Наука в XXI веке превратилась в индустрию. Открытия, о которых то и дело пишут газеты, — расшифровка генома, доказательство существования топ-кварков, открытие новой планеты по анализу колебаний далекой звезды, — стоят миллионы долларов. Они порождают терабайты информации, для изучения которых необходимы суперкомпьютеры, превратившиеся в фабрики по производству расчетов и излучающие столько тепловой энергии, что для их охлаждения требуются установки, потребляющие не меньше электричества, чем небольшие города. Эксперименты проводятся исследовательскими группами, по своим размерам не уступающие корпорациям.

Однако совсем недавно самые потрясающие научные открытия делались учеными в одиночку. Великие эксперименты, существенно расширявшие границы познанного, ставились одним или двумя учеными на лабораторном столе. Расчеты, если в них возникала необходимость, делались на листе бумаги, а позднее — с помощью логарифмической линейки.

Эти эксперименты задумывались и проводились с такой безупречной элегантностью, что заслуживают, чтобы их называли красивыми. Причем красивыми в классическом понимании этого слова — логическая простота оборудования наряду с логической простотой анализа кажутся столь же безупречными и естественными, сколь и линии древнегреческой статуи. Они не оставляют места сомнениям и неоднозначности, расширяя и углубляя наши знания о природе. Будучи популяризатором науки, я восхищаюсь такими умозрительными построениями, как квантовая механика и общая теория относительности, которые стремятся отразить реальность с помощью нескольких изящных уравнений. Чтобы понять, насколько абстрактными стали эти исследования, достаточно упомянуть теорию суперструн, утверждающую, что материя изначально генерируется математическими сниппетами, колеблющимися в десятимерном пространстве. Это потрясает воображение, но при этом и запутывает обычного человека, да настолько, что возникает острое желание вернуться к первоосновам.

Журнал Physics World («Мир физики») однажды провел опрос своих читателей, спросив их, какие эксперименты они считают самыми красивыми. По результатам опроса были названы десять лучших экспериментов, которые, как и предполагалось, относятся к области физики. Но я подумал, а что, если раскинуть сети шире? И тогда появился мой собственный список.

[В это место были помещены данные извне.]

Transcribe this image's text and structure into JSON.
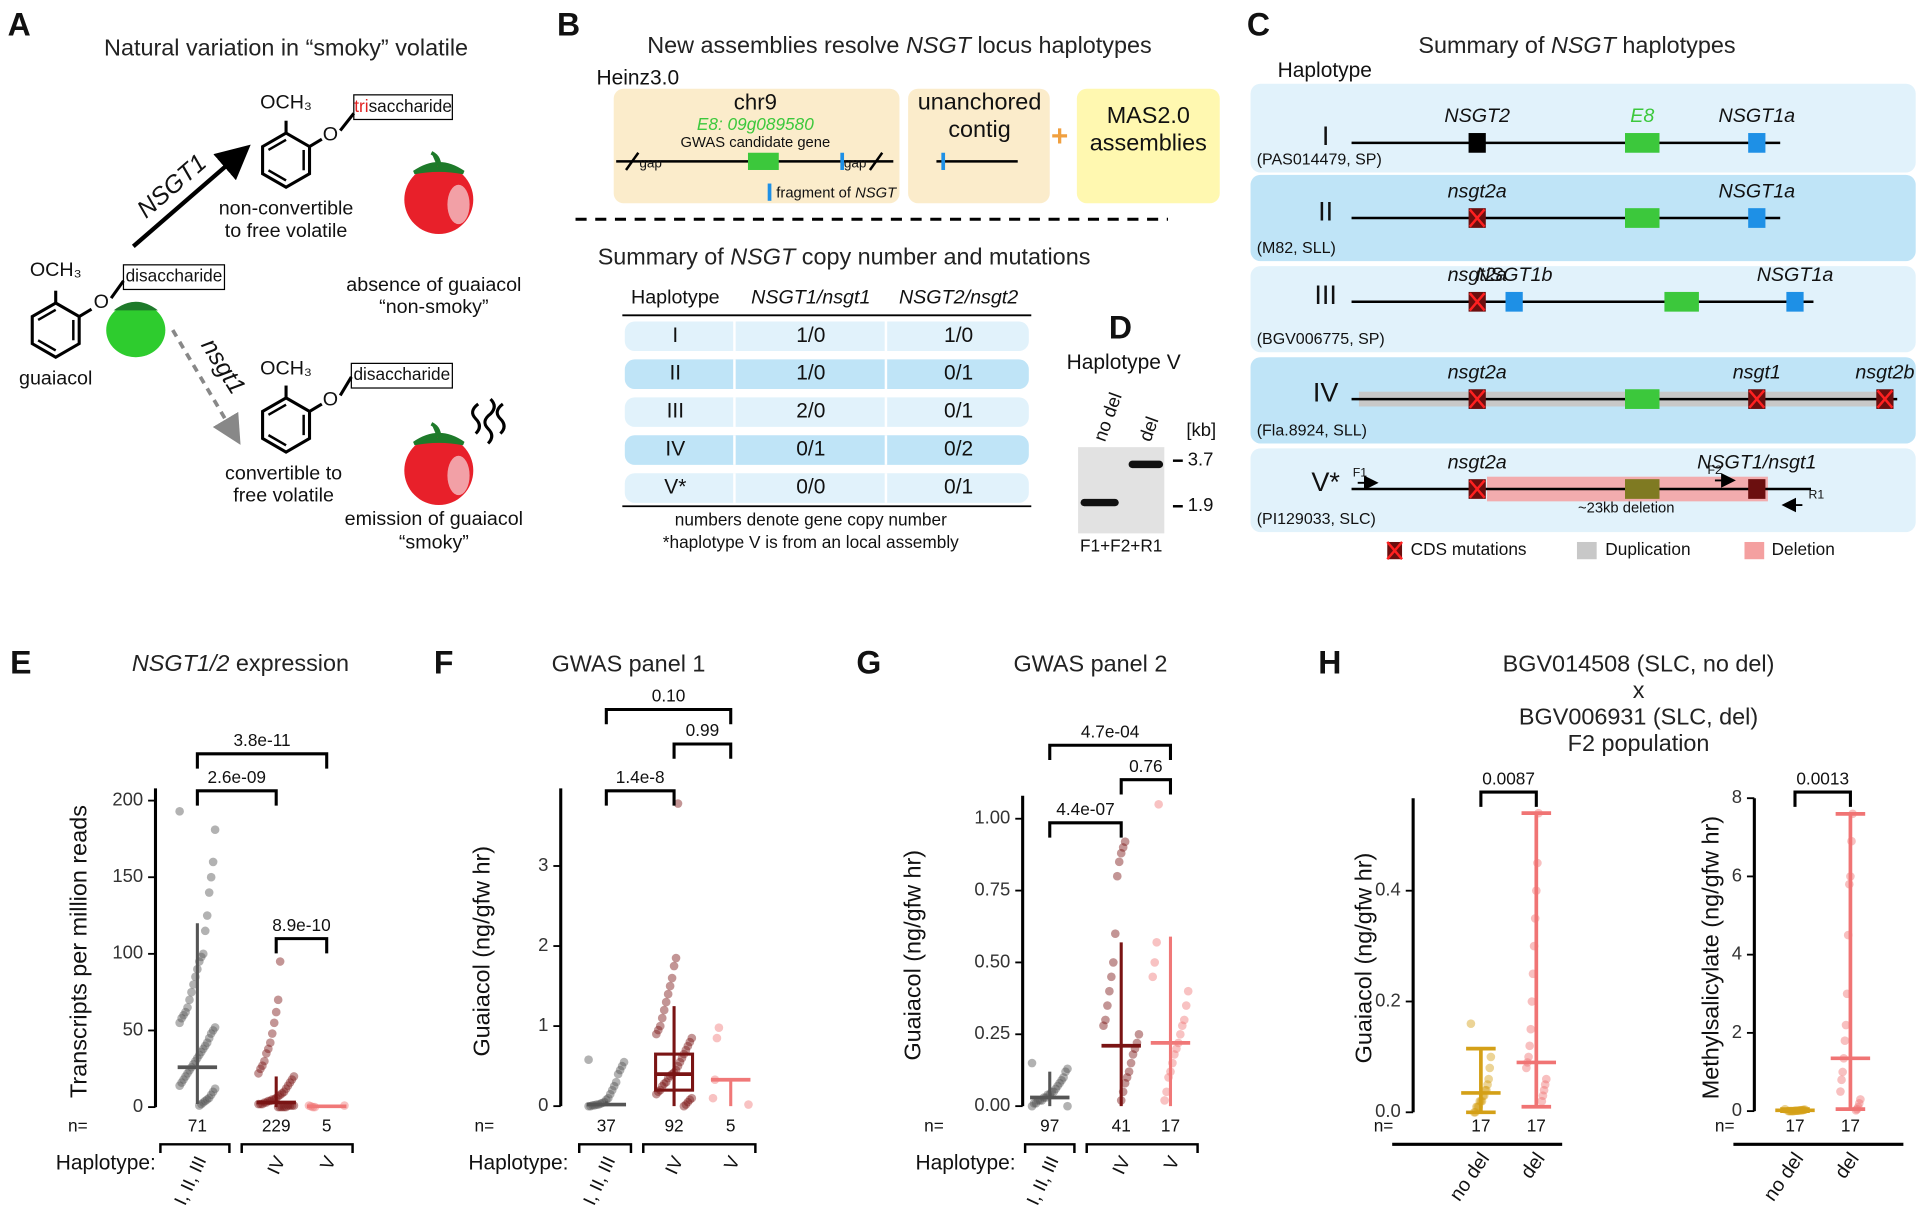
{
  "figure": {
    "A": {
      "letter": "A",
      "title": "Natural variation in “smoky” volatile",
      "methoxy": "OCH₃",
      "oxygen": "O",
      "trisaccharide": [
        "tri",
        "saccharide"
      ],
      "disaccharide": "disaccharide",
      "enzyme": "NSGT1",
      "mutant": "nsgt1",
      "substrate": "guaiacol",
      "top_product": [
        "non-convertible",
        "to free volatile"
      ],
      "top_phenotype": [
        "absence of guaiacol",
        "“non-smoky”"
      ],
      "bottom_product": [
        "convertible to",
        "free volatile"
      ],
      "bottom_phenotype": [
        "emission of guaiacol",
        "“smoky”"
      ]
    },
    "B": {
      "letter": "B",
      "title": [
        "New assemblies resolve ",
        "NSGT",
        " locus haplotypes"
      ],
      "reference": "Heinz3.0",
      "chromosome": "chr9",
      "candidate": "E8: 09g089580",
      "candidate_note": "GWAS candidate gene",
      "gap": "gap",
      "fragment": [
        "fragment of ",
        "NSGT"
      ],
      "contig": [
        "unanchored",
        "contig"
      ],
      "plus": "+",
      "assemblies": [
        "MAS2.0",
        "assemblies"
      ],
      "table_title": [
        "Summary of ",
        "NSGT",
        " copy number and mutations"
      ],
      "table": {
        "header": [
          "Haplotype",
          "NSGT1/nsgt1",
          "NSGT2/nsgt2"
        ],
        "rows": [
          [
            "I",
            "1/0",
            "1/0"
          ],
          [
            "II",
            "1/0",
            "0/1"
          ],
          [
            "III",
            "2/0",
            "0/1"
          ],
          [
            "IV",
            "0/1",
            "0/2"
          ],
          [
            "V*",
            "0/0",
            "0/1"
          ]
        ]
      },
      "notes": [
        "numbers denote gene copy number",
        "*haplotype V is from an local assembly"
      ]
    },
    "D": {
      "letter": "D",
      "title": "Haplotype V",
      "lanes": [
        "no del",
        "del"
      ],
      "unit": "[kb]",
      "markers": [
        3.7,
        1.9
      ],
      "primers": "F1+F2+R1"
    },
    "C": {
      "letter": "C",
      "title": [
        "Summary of ",
        "NSGT",
        " haplotypes"
      ],
      "column": "Haplotype",
      "rows": [
        {
          "name": "I",
          "accession": "(PAS014479, SP)",
          "genes": [
            {
              "label": "NSGT2",
              "color": "#000000"
            },
            {
              "label": "E8",
              "color": "#3cc83c"
            },
            {
              "label": "NSGT1a",
              "color": "#1e90e6"
            }
          ]
        },
        {
          "name": "II",
          "accession": "(M82, SLL)",
          "genes": [
            {
              "label": "nsgt2a",
              "color": "#6b0f0f",
              "mutated": true
            },
            {
              "label": null,
              "color": "#3cc83c"
            },
            {
              "label": "NSGT1a",
              "color": "#1e90e6"
            }
          ]
        },
        {
          "name": "III",
          "accession": "(BGV006775, SP)",
          "genes": [
            {
              "label": "nsgt2a",
              "color": "#6b0f0f",
              "mutated": true
            },
            {
              "label": "NSGT1b",
              "color": "#1e90e6"
            },
            {
              "label": null,
              "color": "#3cc83c"
            },
            {
              "label": "NSGT1a",
              "color": "#1e90e6"
            }
          ]
        },
        {
          "name": "IV",
          "accession": "(Fla.8924, SLL)",
          "duplication": true,
          "genes": [
            {
              "label": "nsgt2a",
              "color": "#6b0f0f",
              "mutated": true
            },
            {
              "label": null,
              "color": "#3cc83c"
            },
            {
              "label": "nsgt1",
              "color": "#6b0f0f",
              "mutated": true
            },
            {
              "label": "nsgt2b",
              "color": "#6b0f0f",
              "mutated": true
            }
          ]
        },
        {
          "name": "V*",
          "accession": "(PI129033, SLC)",
          "deletion": true,
          "genes": [
            {
              "label": "nsgt2a",
              "color": "#6b0f0f",
              "mutated": true
            },
            {
              "label": null,
              "color": "#7f7a22"
            },
            {
              "label": "NSGT1/nsgt1",
              "color": "#6b0f0f"
            }
          ]
        }
      ],
      "deletion": "~23kb deletion",
      "primers": [
        "F1",
        "F2",
        "R1"
      ],
      "legend": [
        "CDS mutations",
        "Duplication",
        "Deletion"
      ]
    }
  },
  "chart_data": [
    {
      "type": "strip",
      "letter": "E",
      "title": [
        "NSGT1/2",
        " expression"
      ],
      "y_label": "Transcripts per million reads",
      "ylim": [
        -5,
        208
      ],
      "yticks": [
        0,
        50,
        100,
        150,
        200
      ],
      "x_label": "Haplotype:",
      "n_label": "n=",
      "categories": [
        "I, II, III",
        "IV",
        "V"
      ],
      "n": [
        71,
        229,
        5
      ],
      "colors": [
        "#555555",
        "#7a1414",
        "#f07878"
      ],
      "points": [
        [
          193,
          181,
          160,
          150,
          140,
          125,
          115,
          100,
          98,
          95,
          90,
          85,
          80,
          75,
          70,
          65,
          62,
          60,
          58,
          55,
          52,
          50,
          48,
          45,
          42,
          40,
          38,
          36,
          34,
          32,
          30,
          28,
          26,
          24,
          22,
          20,
          18,
          16,
          14,
          12,
          10,
          8,
          6,
          5,
          4,
          3,
          2,
          1
        ],
        [
          95,
          70,
          62,
          55,
          48,
          42,
          38,
          35,
          30,
          27,
          25,
          22,
          20,
          18,
          16,
          14,
          12,
          10,
          9,
          8,
          7,
          6,
          5,
          5,
          4,
          4,
          3,
          3,
          2,
          2,
          2,
          1,
          1,
          1,
          1,
          0,
          0,
          0,
          0,
          0
        ],
        [
          0,
          0,
          0.5,
          1,
          1
        ]
      ],
      "median": [
        26,
        3,
        0.5
      ],
      "whisker_low": [
        2,
        0,
        0
      ],
      "whisker_high": [
        120,
        20,
        1
      ],
      "pvalues": [
        "3.8e-11",
        "2.6e-09",
        "8.9e-10"
      ]
    },
    {
      "type": "strip",
      "letter": "F",
      "title": "GWAS panel 1",
      "y_label": "Guaiacol (ng/gfw hr)",
      "ylim": [
        -0.1,
        3.97
      ],
      "yticks": [
        0,
        1,
        2,
        3
      ],
      "x_label": "Haplotype:",
      "n_label": "n=",
      "categories": [
        "I, II, III",
        "IV",
        "V"
      ],
      "n": [
        37,
        92,
        5
      ],
      "colors": [
        "#555555",
        "#7a1414",
        "#f07878"
      ],
      "points": [
        [
          0.58,
          0.55,
          0.5,
          0.45,
          0.4,
          0.3,
          0.25,
          0.2,
          0.15,
          0.1,
          0.08,
          0.05,
          0.04,
          0.03,
          0.02,
          0.02,
          0.01,
          0.01,
          0,
          0
        ],
        [
          3.78,
          1.85,
          1.75,
          1.6,
          1.5,
          1.4,
          1.3,
          1.2,
          1.1,
          1.0,
          0.95,
          0.9,
          0.85,
          0.8,
          0.75,
          0.7,
          0.65,
          0.6,
          0.55,
          0.5,
          0.45,
          0.42,
          0.4,
          0.38,
          0.35,
          0.3,
          0.28,
          0.25,
          0.2,
          0.18,
          0.15,
          0.1,
          0.08,
          0.05,
          0.02,
          0
        ],
        [
          0.98,
          0.85,
          0.33,
          0.1,
          0.02
        ]
      ],
      "median": [
        0.02,
        0.4,
        0.33
      ],
      "q1": [
        null,
        0.2,
        null
      ],
      "q3": [
        null,
        0.65,
        null
      ],
      "whisker_low": [
        0,
        0,
        0
      ],
      "whisker_high": [
        0.06,
        1.25,
        0.33
      ],
      "pvalues": [
        "0.10",
        "0.99",
        "1.4e-8"
      ]
    },
    {
      "type": "strip",
      "letter": "G",
      "title": "GWAS panel 2",
      "y_label": "Guaiacol (ng/gfw hr)",
      "ylim": [
        -0.03,
        1.08
      ],
      "yticks": [
        {
          "value": 0,
          "label": "0.00"
        },
        0.25,
        {
          "value": 0.5,
          "label": "0.50"
        },
        0.75,
        {
          "value": 1,
          "label": "1.00"
        }
      ],
      "x_label": "Haplotype:",
      "n_label": "n=",
      "categories": [
        "I, II, III",
        "IV",
        "V"
      ],
      "n": [
        97,
        41,
        17
      ],
      "colors": [
        "#555555",
        "#7a1414",
        "#f07878"
      ],
      "points": [
        [
          0.15,
          0.13,
          0.12,
          0.1,
          0.09,
          0.08,
          0.07,
          0.06,
          0.05,
          0.05,
          0.04,
          0.04,
          0.03,
          0.03,
          0.02,
          0.02,
          0.02,
          0.01,
          0.01,
          0,
          0
        ],
        [
          0.92,
          0.9,
          0.88,
          0.85,
          0.8,
          0.6,
          0.5,
          0.45,
          0.4,
          0.35,
          0.3,
          0.28,
          0.25,
          0.22,
          0.2,
          0.18,
          0.15,
          0.12,
          0.1,
          0.08,
          0.05,
          0.02
        ],
        [
          1.05,
          0.57,
          0.5,
          0.45,
          0.4,
          0.35,
          0.3,
          0.28,
          0.25,
          0.22,
          0.2,
          0.18,
          0.15,
          0.12,
          0.1,
          0.05,
          0.02
        ]
      ],
      "median": [
        0.03,
        0.21,
        0.22
      ],
      "whisker_low": [
        0,
        0,
        0
      ],
      "whisker_high": [
        0.12,
        0.57,
        0.59
      ],
      "pvalues": [
        "4.7e-04",
        "0.76",
        "4.4e-07"
      ]
    },
    {
      "type": "errorbar",
      "letter": "H",
      "title_lines": [
        "BGV014508 (SLC, no del)",
        "x",
        "BGV006931 (SLC, del)",
        "F2 population"
      ],
      "y_label": "Guaiacol (ng/gfw hr)",
      "ylim": [
        -0.01,
        0.567
      ],
      "yticks": [
        {
          "value": 0,
          "label": "0.0"
        },
        0.2,
        0.4
      ],
      "n_label": "n=",
      "categories": [
        "no del",
        "del"
      ],
      "n": [
        17,
        17
      ],
      "colors": [
        "#d4a017",
        "#f07474"
      ],
      "points": [
        [
          0.16,
          0.1,
          0.08,
          0.06,
          0.05,
          0.04,
          0.04,
          0.03,
          0.03,
          0.02,
          0.02,
          0.02,
          0.01,
          0.01,
          0.01,
          0,
          0
        ],
        [
          0.54,
          0.45,
          0.4,
          0.35,
          0.3,
          0.25,
          0.2,
          0.15,
          0.12,
          0.1,
          0.09,
          0.08,
          0.06,
          0.05,
          0.04,
          0.03,
          0.02
        ]
      ],
      "median": [
        0.035,
        0.09
      ],
      "whisker_low": [
        0,
        0.01
      ],
      "whisker_high": [
        0.115,
        0.54
      ],
      "pvalues": [
        "0.0087"
      ]
    },
    {
      "type": "errorbar",
      "y_label": "Methylsalicylate (ng/gfw hr)",
      "ylim": [
        -0.15,
        8
      ],
      "yticks": [
        0,
        2,
        4,
        6,
        8
      ],
      "n_label": "n=",
      "categories": [
        "no del",
        "del"
      ],
      "n": [
        17,
        17
      ],
      "colors": [
        "#d4a017",
        "#f07474"
      ],
      "points": [
        [
          0.05,
          0.04,
          0.03,
          0.03,
          0.02,
          0.02,
          0.02,
          0.01,
          0.01,
          0.01,
          0.01,
          0,
          0,
          0,
          0,
          0,
          0
        ],
        [
          7.6,
          6.9,
          6.0,
          5.8,
          4.5,
          3.0,
          2.2,
          1.8,
          1.35,
          1.0,
          0.8,
          0.5,
          0.3,
          0.2,
          0.1,
          0.05,
          0.02
        ]
      ],
      "median": [
        0.02,
        1.35
      ],
      "whisker_low": [
        0,
        0.05
      ],
      "whisker_high": [
        0.05,
        7.6
      ],
      "pvalues": [
        "0.0013"
      ]
    }
  ]
}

Первым делом нужно было определиться, с чего начать. С Фалеса, натирающего янтарь, чтобы получить статическое электричество? Но здесь нет той элегантности, которая меня восхищает: ничего нельзя регулировать, нет никакой системы — Фалес не пытался понять, какие материалы, при каких условиях могут заряжаться таким образом. Ведь, как удалось показать Гилберту, это свойство янтаря вовсе не уникально. Экспериментальная наука явно началась не с Фалеса.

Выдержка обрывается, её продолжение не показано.